My day nurse finally comes into the room and guess what?  She is my neighbor.  Finally, I have some confidence restored with the team that will be operating on me.  We talk for a while and then wait.  I didn't go into surgery until 9 am.  My arms are still throbbing and now it is time for the spinal block.  I get into position, she gives me the numbing shot and starts with the block and it FREAKING hurts!  I start yelling at her that it hurts and I can feel the fluid in the lower right side by my spine.  Finally, she stops and numbs me up some more and continues.  Yep, it still hurt but no where near as bad as the first time.  By the time I'm laying on the bed, I can't feel my butt and my legs are starting to tingle.  For some reason it really starts to bother me that I can't fell my toes or wiggle them.  Then, they start the surgery prep.  I'm laying on the table with the gown pulled up to my chest and no drape blocking my view.  With Ava that was the first thing they did.  They put up that little curtain that blocked my view form what was going on.  I'm starting to have a little bit of a mental freak out.  I can't feel my toes, I'm naked in front of at least 6 people while they are walking around getting me ready for surgery.  When does the sheet go up?  Does it go up?  Just don't look down...I look down.  Don't look down...I start staring at the ceiling then the walls...oh man this place is old and no where near as nice as a real hospital...what have I gotten myself into...I still can't wiggle my toes, I'm freezing, maybe I could just leave and be pregnant forever...The sheet goes up.  Thank the lord!  Ok now where is Garry, are they going to start without him?  I can tell they are doing something down there, have they started?  Where is Garry?  I get ready to ask and he walks in the room...sigh...and he holds my hand till Sophia arrives.

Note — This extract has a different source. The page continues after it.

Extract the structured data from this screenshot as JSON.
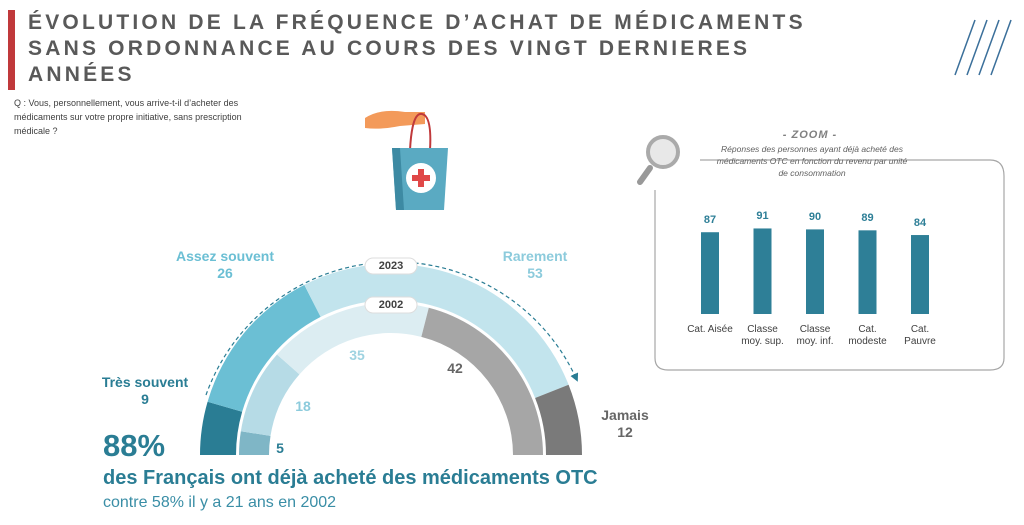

Happy Birthday, everyone yells in the operating room and I hear that sweet first cry from Sophia.  She is perfect.  Born August 24th at 9:47 am 7 pounds 12 ounces and 19 inches long.  They clean her up and bring her over for me to see her and give her a kiss.  Instead of waiting with me like they did with Ava, Garry and Sophia had to leave.  Which was fine because it took a while to put me back together.  The doctor said my scarring from Ava looked good.  I get back to the recovery room and get to finally hold my baby.


They move me to my new room, which is a single because I had a c-section.  The nurses and staff who took care of me during my stay were amazing and extremely helpful.  Garry spent his time running back and forth between the hospital and home.  Ava meet Sophia later that day.  She really wasn't to interested.  She would just point at her and say "baby."  We left Friday afternoon and have been adjusting well ever since.